Treating it like a tool instead of treating it like a God. What a novel idea !
AIbros: we're creating God!!!
AI users: it can do translation & reformating pretty well but you got to check it's not chatting shit
The takeaway from all LLM-based AI is the user needs to be smart enough to do whatever they're asking anyway. All output needs to be verified before being used or relied upon.
The "AI" is just streamlining the process to save time.
Relying on it otherwise is stupid and just proves instantly that you are incompetent.
the user needs to be smart enough to do whatever they're asking anyway
I'm gonna say that's ideal but not quite necessary. What's needed is that the user is capable of properly verifying the output. Which anyone who could do it themselves definitely can, but it can be done more broadly. It's an easier skill to verify a result than it is to obtain that result. Think: how film critics don't necessarily need to be filmmakers, or the P=NP question in computer science.
But if the output has issues, what're you going to do, prompt it again? If you are only able to verify but not do the task, you cannot correct the AI's mistakes yourself.
Seems pretty reasonable to use it as a grammar checker. As long as it's not changing content, just form or readability, that seems like a pretty decent use for it, at least with a purely educational resource like Wikipedia.
To save you another few clicks: this is the discussion (RfC) that implemented the changes, and the policy is linked at the top.
So, it should be used reasonably, as it should have always been.
Liar. I already read the article before opening the comments. YOU SAVED ME NOTHING.
;-)
There should be only one exception: In case someone needs an example of an AI-generated text.
LLMs are excellent tools for mapping one set of words and phrases to another, which is more or less exactly what you need out of a language translator.
There should be a Wikipedia LLM with a sole purpose to check that the tone of the text is objective and matches Wikipedia standards.

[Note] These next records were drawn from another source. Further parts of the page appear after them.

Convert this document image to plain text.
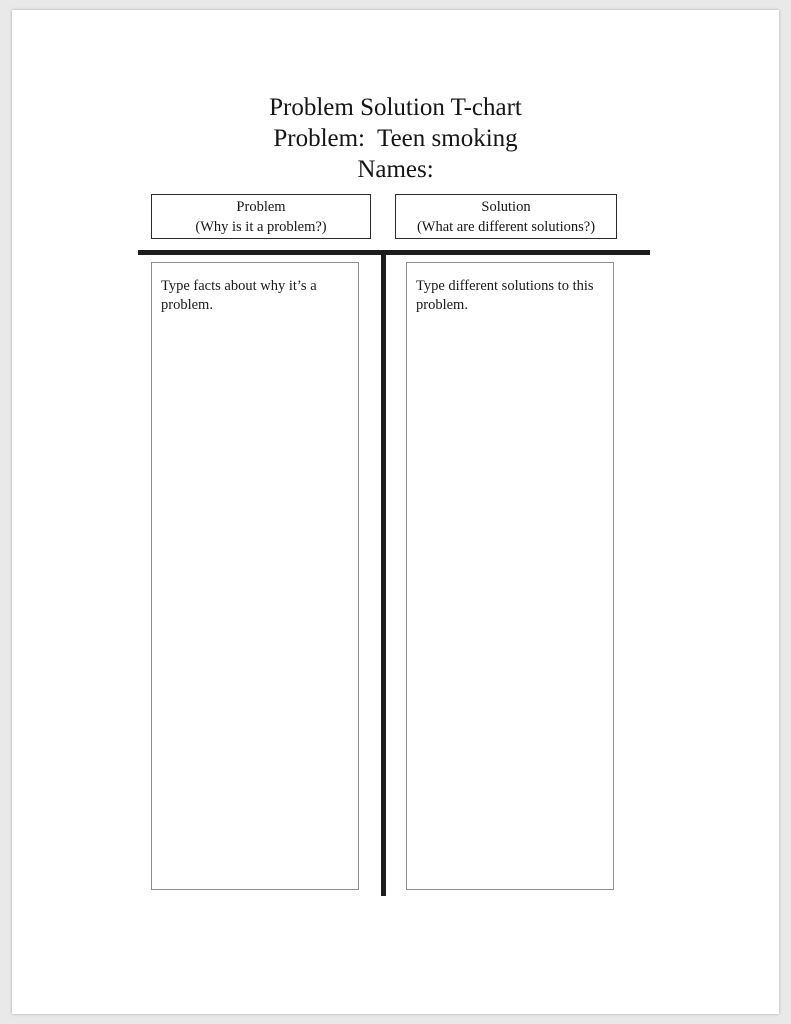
Problem Solution T-chart
Problem:  Teen smoking
Names:
Problem
(Why is it a problem?)
Solution
(What are different solutions?)
Type facts about why it’s a problem.
Type different solutions to this problem.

The LLM should flag any changes it would make and if the the changes are above a threshold, the edit should be flagged to be reviewed more by another human.
An extremely measured and level-headed response. Kudos to Wikipedia for maintaining high standards.
It has to be said, they originally changed their stance due to the considerable editor pushback when they tried to introduce LLM summaries on the top of articles. So kudos to the editor community's resistance! ✊
Good point. The real strength of Wikipedia truly lies in the editors .
Does anyone like LLM summaries in pages? This seems like a better fit for a browser extension to generate a summary on demand instead of wasting resources generating it for everyone. Google's documentation is absolutely littered with the mess.
I know at least one writing major who won an award from his volunteer work at Wikipedia. He did it as a hobby. They don't really need AI, they need people like him.
W Wikipedia,would be better to remove the exceptions but its fine tbh.
But how do they know it is ai written?